I understand that there are many people desperate for employment– any kind of employment. People that didn’t have the education and job training versatility needed to shift from the loss of textile manufacturing into a different field. Low wage work is better than no wage work. But those are short-term solutions. If we continue to devalue public education, especially in the poorer, rural counties, our workforce will be consist of of either high-level workers from the college-heavy towns, or the low-skilled workers only qualified call-center and warehouse work; we will lose the middle entirely.

Then I started thinking. Wait a minute, what sort of global manufacturers are they trying to attract to NC?

Does the maintenance of low-skilled/low-wage workers answer the “but, why would they do that?” question? Would legislators actually under-educate the citizenry to safeguard profits?
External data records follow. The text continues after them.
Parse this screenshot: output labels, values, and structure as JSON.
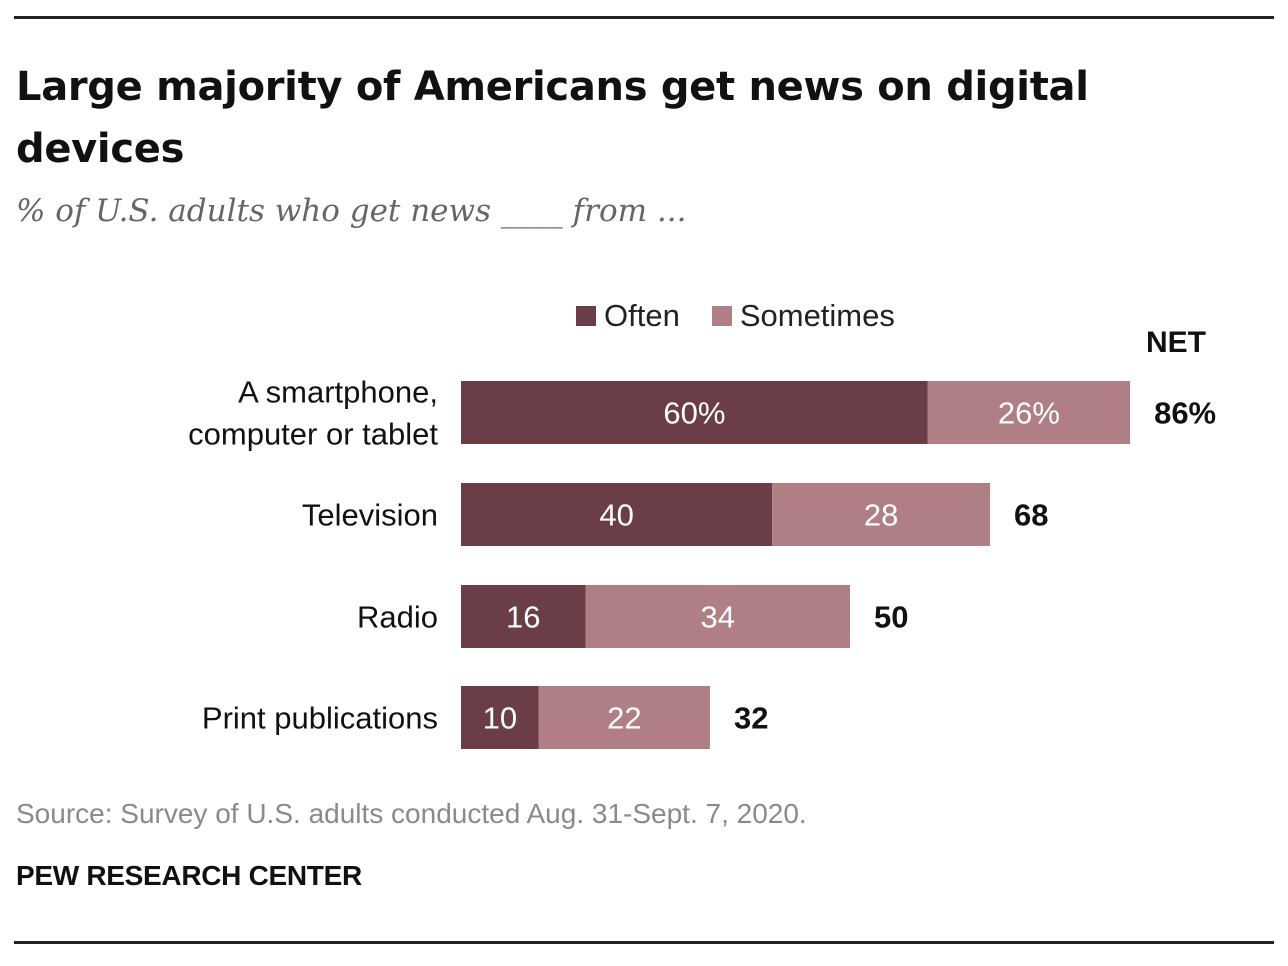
{
  "title": "Large majority of Americans get news on digital devices",
  "subtitle": "% of U.S. adults who get news ____ from ...",
  "source": "Source: Survey of U.S. adults conducted Aug. 31-Sept. 7, 2020.",
  "brand": "PEW RESEARCH CENTER",
  "net_header": "NET",
  "colors": {
    "often": "#6b3d47",
    "sometimes": "#b07f85",
    "bar_text": "#ffffff"
  },
  "chart_data": {
    "type": "bar",
    "orientation": "horizontal",
    "stacked": true,
    "categories": [
      "A smartphone,|computer or tablet",
      "Television",
      "Radio",
      "Print publications"
    ],
    "series": [
      {
        "name": "Often",
        "values": [
          60,
          40,
          16,
          10
        ],
        "labels": [
          "60%",
          "40",
          "16",
          "10"
        ]
      },
      {
        "name": "Sometimes",
        "values": [
          26,
          28,
          34,
          22
        ],
        "labels": [
          "26%",
          "28",
          "34",
          "22"
        ]
      }
    ],
    "net": {
      "values": [
        86,
        68,
        50,
        32
      ],
      "labels": [
        "86%",
        "68",
        "50",
        "32"
      ]
    },
    "xlim": [
      0,
      100
    ],
    "grid": false,
    "legend": "top"
  }
}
How can we save the citizens of North Carolina from joblessness and a life of welfare reality overshadowed by lottery-winning fantasy? What is, borrowing Tillis’s buzz phrase, the appropriate series of stepping stones between living in extreme poverty and realizing the American Dream?

Stepping Stone 1:

Lower environmental regulations in order to make ourselves attractive to different types of industry, like hydraulic fracturing, or “fracking”.  Fracking supporters like Sen. Bob Rucho insist this new-to-NC industry will deliver good-paying, permanent jobs. How good, and for how long, remains uncertain. The friendly industry-stacked members of the Mining and Energy Commission (MEC) prepared a report that states, quite clearly, “…it remains uncertain how much wealth, income or benefits from long‐term employment would accrue to Lee, Chatham and surrounding counties”. Vagaries reported as certainties should always result in a more skeptical literature review, even more so when it’s coming from people with an economic interest in environmental disaster. People with financial interests like George Howard, the co-founder and CEO of Restoration Systems, and also the MEC’s Vice-Chairman.

Stepping Stone 2:

Lower corporate income tax rates to a percentage comparable to the competition. Promise industry a series of tax creditsdiscretionary programs, and loads of other cost-savings programs, like the Industrial Revenue Bond, which provides tax-exempt financing for eligible new or expanded manufacturing facilities to lure these corporations into NC.

Stepping Stone 3:

Higher levels of education substantially improves the likelihood of an individual having a job and earning more. But if what you need to do to attract business is to ensure the availability of a low-wage earning workforce? Create barriers to quality education, like by adopting new Common Core Standards without any money for curriculum-aligned textbooks. Add in sweeping cuts to poverty-reduction programs, such as modifications to the income threshold and availability of childcare subsidies, SNAP benefits, and eliminating the EITC. Continue to inhibit access to healthcare for low-income women. Cut 53 weeks from unemployment benefits that would force workers into low-wage jobs of desperation.

But why would they do that?” Because they can, because we let them.